US Debt Impasse Delays Theme Park Listing
The theme park operator behind Alton Towers and Madame Tussaud's is delaying a £4bn stock market listing amid growing nervousness about the possibility of a US debt default.
Sky News has learnt that Merlin Entertainments Group (MEG) has put on ice a London flotation until there is greater clarity about the resolution of the crisis around the debt ceiling in Washington.
European equity markets rose on Thursday amid more optimistic signs of an end to the US Government shutdown and tentative negotiations between Democrats and Republicans about a short-term extension of the country's borrowing limits.
However, City sources said that although Merlin was evaluating a flotation on a daily basis, it was now unlikely to be announced for several weeks at least.
"There's no rush for this company to go public," said a person close to Merlin.

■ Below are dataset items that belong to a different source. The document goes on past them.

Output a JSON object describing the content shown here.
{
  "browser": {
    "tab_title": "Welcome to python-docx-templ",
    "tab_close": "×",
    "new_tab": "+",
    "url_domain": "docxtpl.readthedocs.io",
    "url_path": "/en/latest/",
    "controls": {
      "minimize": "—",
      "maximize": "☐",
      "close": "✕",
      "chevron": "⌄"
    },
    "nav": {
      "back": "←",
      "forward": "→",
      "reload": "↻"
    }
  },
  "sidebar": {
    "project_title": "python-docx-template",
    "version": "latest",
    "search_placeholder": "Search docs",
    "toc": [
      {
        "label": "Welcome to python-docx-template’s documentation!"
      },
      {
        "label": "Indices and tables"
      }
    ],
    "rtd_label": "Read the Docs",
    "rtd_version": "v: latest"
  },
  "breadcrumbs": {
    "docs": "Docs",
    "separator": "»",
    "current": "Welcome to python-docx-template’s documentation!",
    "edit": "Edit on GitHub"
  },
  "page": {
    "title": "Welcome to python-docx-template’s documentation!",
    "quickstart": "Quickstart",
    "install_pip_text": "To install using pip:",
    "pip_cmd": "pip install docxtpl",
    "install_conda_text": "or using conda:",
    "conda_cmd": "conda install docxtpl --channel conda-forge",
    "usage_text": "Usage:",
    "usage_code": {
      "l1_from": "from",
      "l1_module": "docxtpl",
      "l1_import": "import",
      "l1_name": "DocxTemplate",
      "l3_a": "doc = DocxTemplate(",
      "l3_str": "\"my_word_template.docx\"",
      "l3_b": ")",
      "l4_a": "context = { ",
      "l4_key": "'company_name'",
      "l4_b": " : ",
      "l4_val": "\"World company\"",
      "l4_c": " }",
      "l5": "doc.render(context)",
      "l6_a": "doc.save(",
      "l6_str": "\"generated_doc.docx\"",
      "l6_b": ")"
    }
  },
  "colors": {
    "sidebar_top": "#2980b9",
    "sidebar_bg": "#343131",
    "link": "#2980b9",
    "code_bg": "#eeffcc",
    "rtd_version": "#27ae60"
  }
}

The delay, about which the theme park group's investors are understood to be in agreement, underlines the disparate ways in which the US debt ceiling is affecting corporate activity in the UK.
When they do go ahead with the flotation, Blackstone and CVC Capital, the private equity groups which control the company, are expected to raise hundreds of millions of pounds from a share sale.
Tony James, president of Blackstone, wrote in an article for the Wall Street Journal last week, that US politicians were playing a form of Russian roulette over the debt impasse.
"Who could ever be so bored, so irresponsible, or have such low future aspirations that they would flirt willfully with death while having nothing to gain?
"Yet Congress is doing just that with the debt ceiling. Except there won't be just one victim. Every American will suffer," he wrote.
Merlin has approximately £1bn of debt, and analysts expect the stock market to value its shares at up to £3bn.
Operating almost 100 attractions around the world, including the Blackpool Tower and Thorpe Park in the UK, Merlin has become one of the country's biggest privately-owned companies, notching up profits of more than £250m last year.
The company abandoned a listing three years ago amid difficult markets and is anxious to avoid a repetition of that scenario.
In addition to Blackstone and CVC, the family behind the Lego toys empire is also a significant shareholder in Merlin.
Four investment banks - Barclays, Citi, Goldman Sachs and Morgan Stanley - will rake in millions of pounds in fees from their work on the eventual flotation.
Merlin and its shareholders declined to comment.